The SBA 7(a) Loan program is a no-downpayment loan program, meaning it allows borrowers to purchase business assets without first having to secure an SBA-guaranteed loan. Consequently, SBA 7(a) program loans have the following disadvantages:

Fixed Rate Loans

Unlike an SBA construction loan, which has a variable interest rate, SBA 7(a) fixed rate loans have a fixed rate. The rate is set by the US Public and Private Development Bonds at 4.25 percent for each loan term:

Term Rate

7-year loan 4.25%

10-year loan 4.125%

15-year loan 4.00%

20-year loan 3.875%

25-year loan 3.75%

30-year loan 3.625%

When an SBA 7(a) Loan is refinanced, the borrower must pay the higher of the two rates.

Limited Liability

Although SBA 7(a) loans don’t require collateral, they do require a business commitment. Borrowers must provide a substantial business commitment as reflected in an operating plan and an acceptable credit history. The business must also pay an application fee (check 7A03) of 1 percent of the loan amount.

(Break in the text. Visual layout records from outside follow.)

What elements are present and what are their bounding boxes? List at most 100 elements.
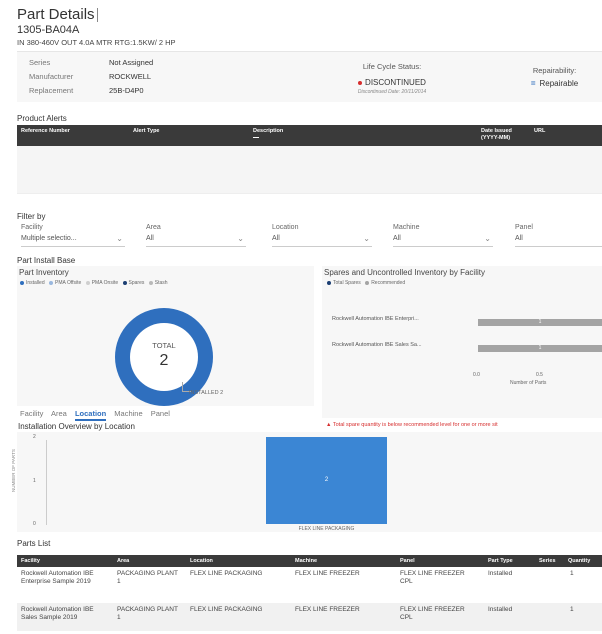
spares-x-tick: 0.5 (536, 372, 543, 378)
legend-spares[interactable]: Spares (129, 280, 145, 286)
legend-pma-onsite[interactable]: PMA Onsite (92, 280, 118, 286)
col-quantity[interactable]: Quantity (568, 558, 590, 564)
overview-y-axis-label: NUMBER OF PARTS (11, 449, 16, 492)
cell-machine: FLEX LINE FREEZER (295, 570, 360, 577)
col-panel[interactable]: Panel (400, 558, 415, 564)
donut-callout: INSTALLED 2 (189, 390, 224, 396)
text-cursor (96, 8, 98, 23)
table-row[interactable]: Rockwell Automation IBE Enterprise Sampl… (17, 567, 602, 603)
parts-list-header: Facility Area Location Machine Panel Par… (17, 555, 602, 567)
legend-stash[interactable]: Stash (155, 280, 168, 286)
cell-machine: FLEX LINE FREEZER (295, 606, 360, 613)
col-part-type[interactable]: Part Type (488, 558, 513, 564)
tab-area[interactable]: Area (51, 409, 67, 418)
chevron-down-icon: ⌄ (116, 234, 123, 243)
chevron-down-icon: ⌄ (237, 234, 244, 243)
spares-category-label: Rockwell Automation IBE Sales Sa... (332, 342, 422, 348)
legend-installed[interactable]: Installed (26, 280, 45, 286)
chevron-down-icon: ⌄ (484, 234, 491, 243)
filter-facility-label: Facility (21, 224, 43, 231)
filter-facility-select[interactable]: Multiple selectio... ⌄ (21, 234, 125, 247)
col-machine[interactable]: Machine (295, 558, 317, 564)
tab-machine[interactable]: Machine (114, 409, 142, 418)
col-location[interactable]: Location (190, 558, 213, 564)
donut-total-label: TOTAL (152, 341, 176, 350)
cell-facility: Rockwell Automation IBE Enterprise Sampl… (21, 570, 94, 585)
filter-location-value: All (272, 235, 280, 242)
repairability: Repairability: = Repairable (507, 66, 602, 88)
col-alert-type[interactable]: Alert Type (133, 128, 160, 134)
col-date-issued[interactable]: Date Issued (YYYY-MM) (481, 128, 529, 141)
part-inventory-panel: Part Inventory Installed PMA Offsite PMA… (17, 266, 314, 406)
view-tabs: Facility Area Location Machine Panel (20, 409, 176, 421)
legend-total-spares[interactable]: Total Spares (333, 280, 361, 286)
spares-x-tick: 0.0 (473, 372, 480, 378)
filter-area-select[interactable]: All ⌄ (146, 234, 246, 247)
overview-bar[interactable]: 2 (266, 437, 387, 524)
replacement-label: Replacement (29, 86, 74, 95)
repairable-icon: = (530, 79, 536, 88)
col-facility[interactable]: Facility (21, 558, 40, 564)
col-reference-number[interactable]: Reference Number (21, 128, 70, 134)
status-dot-icon (358, 80, 363, 85)
parts-list-title: Parts List (17, 539, 51, 548)
filter-machine-value: All (393, 235, 401, 242)
col-description[interactable]: Description (253, 128, 283, 134)
cell-quantity: 1 (570, 570, 574, 577)
repairability-value: Repairable (539, 79, 579, 88)
tab-facility[interactable]: Facility (20, 409, 43, 418)
filter-bar: Filter by Facility Multiple selectio... ⌄… (17, 212, 602, 250)
filter-location-select[interactable]: All ⌄ (272, 234, 372, 247)
tab-location[interactable]: Location (74, 409, 107, 421)
sort-indicator-icon (253, 137, 259, 138)
legend-pma-offsite-swatch (49, 280, 54, 285)
cell-part-type: Installed (488, 570, 513, 577)
legend-total-spares-swatch (327, 280, 331, 285)
cell-panel: FLEX LINE FREEZER CPL (400, 570, 465, 585)
overview-y-tick: 2 (33, 434, 36, 440)
cell-part-type: Installed (488, 606, 513, 613)
tab-panel[interactable]: Panel (151, 409, 170, 418)
col-url[interactable]: URL (534, 128, 545, 134)
spares-legend: Total Spares Recommended (324, 280, 405, 286)
legend-pma-offsite[interactable]: PMA Offsite (55, 280, 81, 286)
filter-panel-value: All (515, 235, 523, 242)
filter-title: Filter by (17, 212, 46, 221)
legend-pma-onsite-swatch (85, 280, 90, 285)
chevron-down-icon: ⌄ (363, 234, 370, 243)
cell-quantity: 1 (570, 606, 574, 613)
legend-spares-swatch (122, 280, 127, 285)
legend-stash-swatch (148, 280, 153, 285)
cell-location: FLEX LINE PACKAGING (190, 570, 263, 577)
spares-panel: Spares and Uncontrolled Inventory by Fac… (322, 266, 602, 418)
series-row: Series Not Assigned (29, 58, 153, 67)
spares-bar[interactable]: 1 (478, 319, 602, 326)
spares-x-axis-label: Number of Parts (510, 380, 547, 386)
filter-area-label: Area (146, 224, 161, 231)
part-description: IN 380-460V OUT 4.0A MTR RTG:1.5KW/ 2 HP (17, 38, 176, 47)
cell-area: PACKAGING PLANT 1 (117, 570, 178, 585)
install-base-title: Part Install Base (17, 256, 76, 265)
spares-warning: ▲ Total spare quantity is below recommen… (326, 422, 498, 428)
part-info-card: Series Not Assigned Manufacturer ROCKWELL … (17, 51, 602, 102)
filter-panel-select[interactable]: All (515, 235, 602, 247)
col-area[interactable]: Area (117, 558, 129, 564)
overview-x-label: FLEX LINE PACKAGING (298, 526, 355, 532)
y-axis (46, 440, 47, 525)
spares-category-label: Rockwell Automation IBE Enterpri... (332, 316, 419, 322)
legend-recommended[interactable]: Recommended (371, 280, 405, 286)
lifecycle-label: Life Cycle Status: (362, 62, 422, 71)
inventory-title: Part Inventory (19, 268, 69, 277)
cell-facility: Rockwell Automation IBE Sales Sample 201… (21, 606, 94, 621)
replacement-value[interactable]: 25B-D4P0 (109, 86, 144, 95)
col-series[interactable]: Series (539, 558, 556, 564)
series-label: Series (29, 58, 51, 67)
filter-machine-select[interactable]: All ⌄ (393, 234, 493, 247)
filter-panel-label: Panel (515, 224, 533, 231)
overview-y-tick: 1 (33, 477, 36, 484)
spares-bar[interactable]: 1 (478, 345, 602, 352)
alerts-table-body (17, 146, 602, 194)
replacement-row: Replacement 25B-D4P0 (29, 86, 144, 95)
part-header: Part Details 1305-BA04A IN 380-460V OUT … (17, 6, 602, 47)
table-row[interactable]: Rockwell Automation IBE Sales Sample 201… (17, 603, 602, 631)
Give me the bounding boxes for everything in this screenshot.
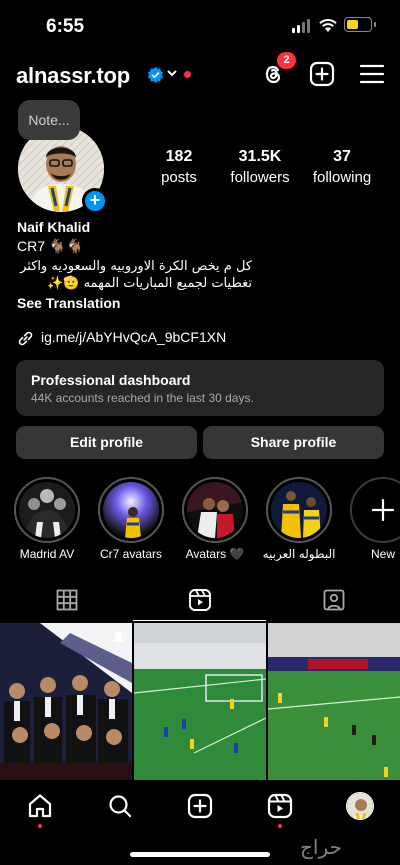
see-translation-link[interactable]: See Translation <box>17 295 120 311</box>
home-indicator <box>130 852 270 857</box>
reels-notification-dot <box>278 824 282 828</box>
content-tabs <box>0 583 400 621</box>
create-icon[interactable] <box>309 61 335 87</box>
highlight-madrid-av[interactable]: Madrid AV <box>14 477 80 561</box>
highlight-new[interactable]: New <box>350 477 400 561</box>
create-icon[interactable] <box>186 792 214 820</box>
highlight-label: Madrid AV <box>19 547 75 561</box>
stat-following[interactable]: 37 following <box>302 148 382 186</box>
add-story-icon[interactable]: + <box>82 188 108 214</box>
edit-profile-button[interactable]: Edit profile <box>16 426 197 459</box>
plus-icon <box>371 498 395 522</box>
wifi-icon <box>319 19 337 32</box>
watermark: حراج <box>300 835 342 859</box>
bio-line-2: كل م يخص الكرة الاوروبيه والسعوديه واكثر <box>20 259 252 274</box>
profile-name: Naif Khalid <box>17 219 91 235</box>
pin-icon <box>111 632 125 646</box>
following-label: following <box>312 169 372 186</box>
status-time: 6:55 <box>46 16 85 37</box>
highlight-label: Cr7 avatars <box>99 547 163 561</box>
home-notification-dot <box>38 824 42 828</box>
grid-item[interactable] <box>0 623 132 780</box>
profile-header: alnassr.top 2 <box>0 52 400 98</box>
signal-icon <box>292 19 312 33</box>
grid-item[interactable] <box>268 623 400 780</box>
battery-icon <box>344 17 376 32</box>
status-bar: 6:55 <box>0 0 400 52</box>
verified-icon <box>147 66 164 83</box>
username[interactable]: alnassr.top <box>16 63 130 89</box>
highlight-avatars[interactable]: Avatars 🖤 <box>182 477 248 561</box>
highlight-arab-championship[interactable]: البطوله العربيه <box>263 477 335 561</box>
followers-count: 31.5K <box>238 148 282 165</box>
following-count: 37 <box>333 148 351 165</box>
highlight-label: البطوله العربيه <box>262 547 336 561</box>
reels-icon <box>189 589 211 611</box>
posts-label: posts <box>161 169 197 186</box>
tab-reels[interactable] <box>133 583 266 621</box>
link-icon <box>18 331 33 346</box>
reels-grid <box>0 623 400 780</box>
profile-link-text: ig.me/j/AbYHvQcA_9bCF1XN <box>41 329 227 345</box>
highlight-label: Avatars 🖤 <box>185 547 245 561</box>
highlight-cr7-avatars[interactable]: Cr7 avatars <box>98 477 164 561</box>
stat-followers[interactable]: 31.5K followers <box>220 148 300 186</box>
threads-badge: 2 <box>277 52 296 69</box>
share-profile-button[interactable]: Share profile <box>203 426 384 459</box>
note-bubble[interactable]: Note... <box>18 100 80 140</box>
reels-icon[interactable] <box>266 792 294 820</box>
tagged-icon <box>323 589 345 611</box>
search-icon[interactable] <box>106 792 134 820</box>
stat-posts[interactable]: 182 posts <box>139 148 219 186</box>
bio-line-3: تغطيات لجميع المباريات المهمه 🫡✨ <box>47 276 252 291</box>
bio-line-1: CR7 🐐🐐 <box>17 238 84 254</box>
professional-dashboard[interactable]: Professional dashboard 44K accounts reac… <box>16 360 384 416</box>
home-icon[interactable] <box>26 792 54 820</box>
dashboard-title: Professional dashboard <box>31 372 191 388</box>
tab-tagged[interactable] <box>267 583 400 621</box>
account-notification-dot <box>184 71 191 78</box>
tab-posts[interactable] <box>0 583 133 621</box>
chevron-down-icon[interactable] <box>166 67 178 79</box>
dashboard-subtitle: 44K accounts reached in the last 30 days… <box>31 391 254 405</box>
grid-icon <box>56 589 78 611</box>
grid-item[interactable] <box>134 623 266 780</box>
posts-count: 182 <box>165 148 193 165</box>
profile-avatar[interactable] <box>346 792 374 820</box>
followers-label: followers <box>230 169 290 186</box>
menu-icon[interactable] <box>359 61 385 87</box>
highlight-label: New <box>370 547 395 561</box>
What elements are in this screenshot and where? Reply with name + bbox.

Maximum SBA 7(a) Loan Rates

Maximum SBA 7(a) Loan Rates are required by lenders under standard SBA regulations. These are the rates that lenders use to calculate their SBA 7(a) loans.

Those rates are:

  • Prime Lending Rate (PMR)
  • Discount Rate (PR)
  • interest plus

Pros & Cons of SBA Loans

SBA loans provide small businesses with the rare opportunity to earn equity. A conventional loan gives you a certain sum of money but does not provide equity; an SBA loan, on the other hand, can help you acquire the equity in your business as well as provide cash to buy or complete necessary business assets, such as a furnace, or office equipment, or a new work truck.